Buck Rogers: A Life in the Future
- First edition
- Author: Martin Caidin based upon characters by Philip Francis Nowlan
- Cover artist: Larry Elmore
- Language: English
- Series: Buck Rogers
- Genre: Science fiction
- Publisher: TSR, Inc.
- Publication date: September 15, 1995
- Publication place: United States
- Media type: Print (Hardback)
- Pages: 312
- ISBN: 0-7869-0144-6
- OCLC: 32989941
- Dewey Decimal: 813/.54 20
- LC Class: PS3553.A38 B83 1995

= Buck Rogers: A Life in the Future =

1995 novel by Martin Caidin

Buck Rogers: A Life in the Future is the title of a science fiction novel by Martin Caidin published in 1995.

The novel is a reimagining of Buck Rogers, a pulp fiction character created in the 1920s by Philip Francis Nowlan and later popularized in a long-running comic strip and in films and television. Caidin's novel was published by TSR, Inc., which also published a role-playing game based upon Nowlan's creation entitled Buck Rogers XXVC, which in turn spawned a series of novels.

==Plot==
Caidin's novel retells the story of Anthony "Buck" Rogers, a top pilot who is mortally wounded in a Fokker plane crash. Given zero chance of survival with modern-day medical methods, Rogers is placed into suspended animation at Cyberdyne Systems, in the hopes that at some point in the future new technologies will render his injuries survivable.
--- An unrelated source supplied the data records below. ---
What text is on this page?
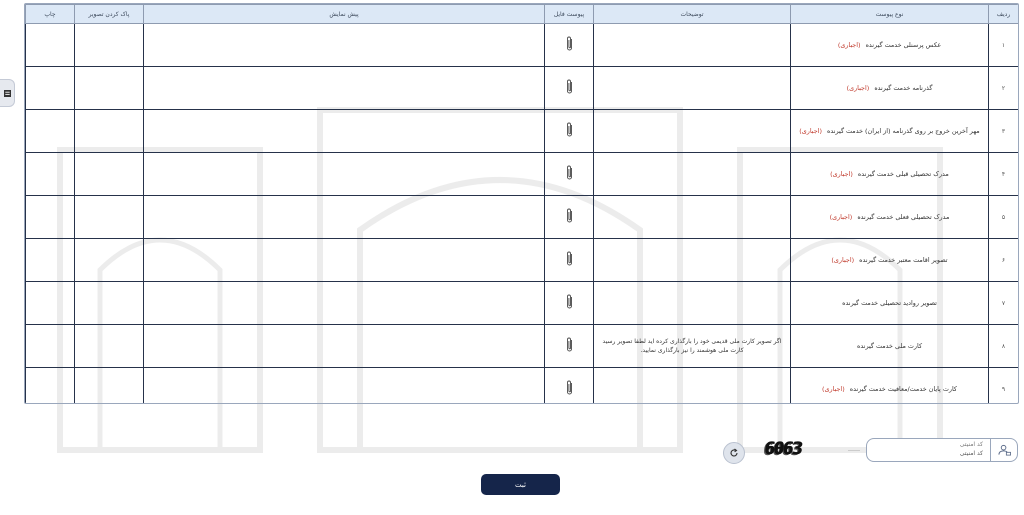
ردیف	نوع پیوست	توضیحات	پیوست فایل	پیش نمایش	پاک کردن تصویر	چاپ
۱	عکس پرسنلی خدمت گیرنده (اجباری)					
۲	گذرنامه خدمت گیرنده (اجباری)					
۳	مهر آخرین خروج بر روی گذرنامه (از ایران) خدمت گیرنده (اجباری)					
۴	مدرک تحصیلی قبلی خدمت گیرنده (اجباری)					
۵	مدرک تحصیلی فعلی خدمت گیرنده (اجباری)					
۶	تصویر اقامت معتبر خدمت گیرنده (اجباری)					
۷	تصویر روادید تحصیلی خدمت گیرنده					
۸	کارت ملی خدمت گیرنده	اگر تصویر کارت ملی قدیمی خود را بارگذاری کرده اید لطفا تصویر رسید کارت ملی هوشمند را نیز بارگذاری نمایید.				
۹	کارت پایان خدمت/معافیت خدمت گیرنده (اجباری)					
کد امنیتی
کد امنیتی
6063
ثبت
Ultimately, as civilizations rise and fall, Rogers is kept in stasis for five centuries before he is discovered and revived.

As with the original Buck Rogers story, the pilot must adjust to life in the 25th century while also helping Earth battle various invaders. Along the way he falls in love with Wilma Deering, a top pilot in the Space Corps.

==Bonus reprint==
The first edition of the novel includes as a bonus a reprint of a 1933 children's book by Nowlan and Dick Calkins entitled Buck Rogers in the 25th Century, which was 32 pages long and in full color.